Amid its full year results last week, the 162-year-old fashion house reported revenues of £479 million, up from £478 million a year prior, but admitted to destroying tens of millions worth of inventory.
This figure, which included the destruction of $13.76 million (£10.56 million) in beauty inventory and $24.04 million (£18.45 million) in ready-to-wear products and accessories, grew from a total of $35.6 million (£27.32 million) the previous year, and has nearly tripled since 2014.
Shareholders have raised concerns about the staggering amount of products the luxury retailer wastes, especially since growth slowed in its first quarter.
One investor questioned why shareholders were not asked if they wanted to purchase the goods at its AGM.

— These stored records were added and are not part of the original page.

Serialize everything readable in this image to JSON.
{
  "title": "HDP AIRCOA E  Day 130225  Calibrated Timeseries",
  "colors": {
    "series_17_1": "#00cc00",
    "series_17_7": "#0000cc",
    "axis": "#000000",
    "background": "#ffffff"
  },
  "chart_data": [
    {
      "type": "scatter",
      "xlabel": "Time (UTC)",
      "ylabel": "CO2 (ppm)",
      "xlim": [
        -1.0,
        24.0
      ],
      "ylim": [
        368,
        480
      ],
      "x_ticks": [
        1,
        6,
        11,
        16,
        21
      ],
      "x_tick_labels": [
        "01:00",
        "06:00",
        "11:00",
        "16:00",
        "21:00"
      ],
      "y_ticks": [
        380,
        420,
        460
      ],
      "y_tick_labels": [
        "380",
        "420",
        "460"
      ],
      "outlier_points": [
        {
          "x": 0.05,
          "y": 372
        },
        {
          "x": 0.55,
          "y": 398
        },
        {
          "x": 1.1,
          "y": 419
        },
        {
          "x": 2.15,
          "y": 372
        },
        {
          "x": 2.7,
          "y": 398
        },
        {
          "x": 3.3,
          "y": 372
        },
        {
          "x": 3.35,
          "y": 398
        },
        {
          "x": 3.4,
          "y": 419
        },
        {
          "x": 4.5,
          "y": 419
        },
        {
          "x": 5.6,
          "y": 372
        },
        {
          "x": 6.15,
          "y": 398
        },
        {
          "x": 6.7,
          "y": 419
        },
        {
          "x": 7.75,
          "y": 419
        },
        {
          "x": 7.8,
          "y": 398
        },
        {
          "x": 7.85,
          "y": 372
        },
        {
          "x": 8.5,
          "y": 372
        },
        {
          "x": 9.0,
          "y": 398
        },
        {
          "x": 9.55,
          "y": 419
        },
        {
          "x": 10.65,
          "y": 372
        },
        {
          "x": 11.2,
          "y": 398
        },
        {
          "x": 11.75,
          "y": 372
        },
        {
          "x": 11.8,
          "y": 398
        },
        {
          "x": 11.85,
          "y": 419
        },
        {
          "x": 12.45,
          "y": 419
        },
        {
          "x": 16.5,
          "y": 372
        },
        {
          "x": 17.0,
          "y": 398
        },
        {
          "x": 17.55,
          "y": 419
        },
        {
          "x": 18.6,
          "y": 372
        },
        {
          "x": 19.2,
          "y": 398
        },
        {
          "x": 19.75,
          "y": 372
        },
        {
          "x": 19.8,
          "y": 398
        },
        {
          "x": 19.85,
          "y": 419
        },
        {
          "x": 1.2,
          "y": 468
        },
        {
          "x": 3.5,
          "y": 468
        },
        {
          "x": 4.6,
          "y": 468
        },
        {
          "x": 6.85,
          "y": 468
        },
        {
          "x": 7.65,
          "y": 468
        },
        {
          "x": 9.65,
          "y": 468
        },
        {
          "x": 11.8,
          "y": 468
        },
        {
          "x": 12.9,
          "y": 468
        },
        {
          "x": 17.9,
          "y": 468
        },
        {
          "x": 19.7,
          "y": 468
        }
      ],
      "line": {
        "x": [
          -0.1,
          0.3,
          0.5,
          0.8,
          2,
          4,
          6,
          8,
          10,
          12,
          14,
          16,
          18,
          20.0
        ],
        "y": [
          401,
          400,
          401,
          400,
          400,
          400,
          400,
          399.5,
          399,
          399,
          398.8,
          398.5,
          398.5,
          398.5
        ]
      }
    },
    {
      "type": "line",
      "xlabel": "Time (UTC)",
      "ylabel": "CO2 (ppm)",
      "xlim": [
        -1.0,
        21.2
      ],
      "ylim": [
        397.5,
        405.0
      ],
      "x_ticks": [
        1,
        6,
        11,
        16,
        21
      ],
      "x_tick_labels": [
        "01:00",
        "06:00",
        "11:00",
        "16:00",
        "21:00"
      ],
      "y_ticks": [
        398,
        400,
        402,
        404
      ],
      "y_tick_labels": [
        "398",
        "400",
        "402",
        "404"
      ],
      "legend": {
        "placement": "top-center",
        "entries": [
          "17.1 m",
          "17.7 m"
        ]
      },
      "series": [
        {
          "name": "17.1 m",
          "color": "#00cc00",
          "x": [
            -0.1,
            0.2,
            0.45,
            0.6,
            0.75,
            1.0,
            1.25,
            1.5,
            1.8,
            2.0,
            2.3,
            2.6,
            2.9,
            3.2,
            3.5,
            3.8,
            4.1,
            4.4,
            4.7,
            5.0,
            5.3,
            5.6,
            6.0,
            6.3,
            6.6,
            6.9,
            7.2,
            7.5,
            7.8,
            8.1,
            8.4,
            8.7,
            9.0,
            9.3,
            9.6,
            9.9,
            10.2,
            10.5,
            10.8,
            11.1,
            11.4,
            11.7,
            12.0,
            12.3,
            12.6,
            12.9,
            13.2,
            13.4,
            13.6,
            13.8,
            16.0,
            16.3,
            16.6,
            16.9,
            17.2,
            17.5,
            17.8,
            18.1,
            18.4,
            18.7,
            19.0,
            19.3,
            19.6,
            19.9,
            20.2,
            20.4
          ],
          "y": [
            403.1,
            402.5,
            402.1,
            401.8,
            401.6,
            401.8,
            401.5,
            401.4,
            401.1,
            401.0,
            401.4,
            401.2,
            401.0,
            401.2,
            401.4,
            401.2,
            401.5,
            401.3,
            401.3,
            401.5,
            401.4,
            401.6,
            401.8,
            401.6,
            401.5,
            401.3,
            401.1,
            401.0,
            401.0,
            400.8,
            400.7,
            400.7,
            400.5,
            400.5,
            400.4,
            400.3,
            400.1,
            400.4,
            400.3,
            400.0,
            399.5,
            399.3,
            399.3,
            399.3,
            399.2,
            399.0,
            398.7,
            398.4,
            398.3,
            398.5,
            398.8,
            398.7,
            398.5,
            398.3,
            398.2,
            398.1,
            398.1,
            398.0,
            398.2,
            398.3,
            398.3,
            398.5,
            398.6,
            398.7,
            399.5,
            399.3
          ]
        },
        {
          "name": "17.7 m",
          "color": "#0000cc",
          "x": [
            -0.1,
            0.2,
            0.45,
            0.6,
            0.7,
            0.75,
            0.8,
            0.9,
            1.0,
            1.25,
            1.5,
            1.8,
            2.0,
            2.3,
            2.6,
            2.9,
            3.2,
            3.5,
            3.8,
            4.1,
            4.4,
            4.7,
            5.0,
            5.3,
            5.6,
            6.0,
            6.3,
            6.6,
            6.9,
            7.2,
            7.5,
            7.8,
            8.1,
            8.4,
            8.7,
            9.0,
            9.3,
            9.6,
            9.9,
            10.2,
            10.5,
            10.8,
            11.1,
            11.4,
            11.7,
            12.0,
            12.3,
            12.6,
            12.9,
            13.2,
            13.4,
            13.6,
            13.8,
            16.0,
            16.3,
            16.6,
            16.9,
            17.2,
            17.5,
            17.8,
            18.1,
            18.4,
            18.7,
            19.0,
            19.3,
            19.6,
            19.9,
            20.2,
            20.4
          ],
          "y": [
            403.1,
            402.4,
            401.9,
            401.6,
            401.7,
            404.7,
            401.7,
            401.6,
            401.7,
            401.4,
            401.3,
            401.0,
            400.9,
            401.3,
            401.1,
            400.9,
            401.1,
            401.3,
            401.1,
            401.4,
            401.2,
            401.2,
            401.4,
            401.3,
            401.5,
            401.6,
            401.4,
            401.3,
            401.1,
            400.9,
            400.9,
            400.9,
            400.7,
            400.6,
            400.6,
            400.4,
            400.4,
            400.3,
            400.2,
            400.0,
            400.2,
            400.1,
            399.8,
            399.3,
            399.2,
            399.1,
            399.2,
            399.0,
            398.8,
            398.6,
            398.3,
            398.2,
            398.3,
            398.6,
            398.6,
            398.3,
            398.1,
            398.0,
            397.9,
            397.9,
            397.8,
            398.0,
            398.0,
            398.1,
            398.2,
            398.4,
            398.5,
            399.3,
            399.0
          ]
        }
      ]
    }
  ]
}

Its outgoing chairman John Peace said destroying stock was “not something we do lightly”, while chief financial officer Julie Brown added that the brand took it “extremely seriously”.
As Burberry operates multiple licenses in numerous markets, they do not retain complete control of their production, meaning some factories can tamper with design copyright and release sub-par quality items.
To offset the potential negative effects on the brand, luxury fashion houses often decide to destroy or buy back their collections.
However it is understood that destroying unused products could also help brands which import into the US benefit from a return on certain taxes.
According to the US Customs and Border Protection Agency, “if imported merchandise is unused and exported or destroyed under customs supervision, 99 per cent of the duties, taxes or fees paid on the merchandise by reason of importation may be recovered as drawback.”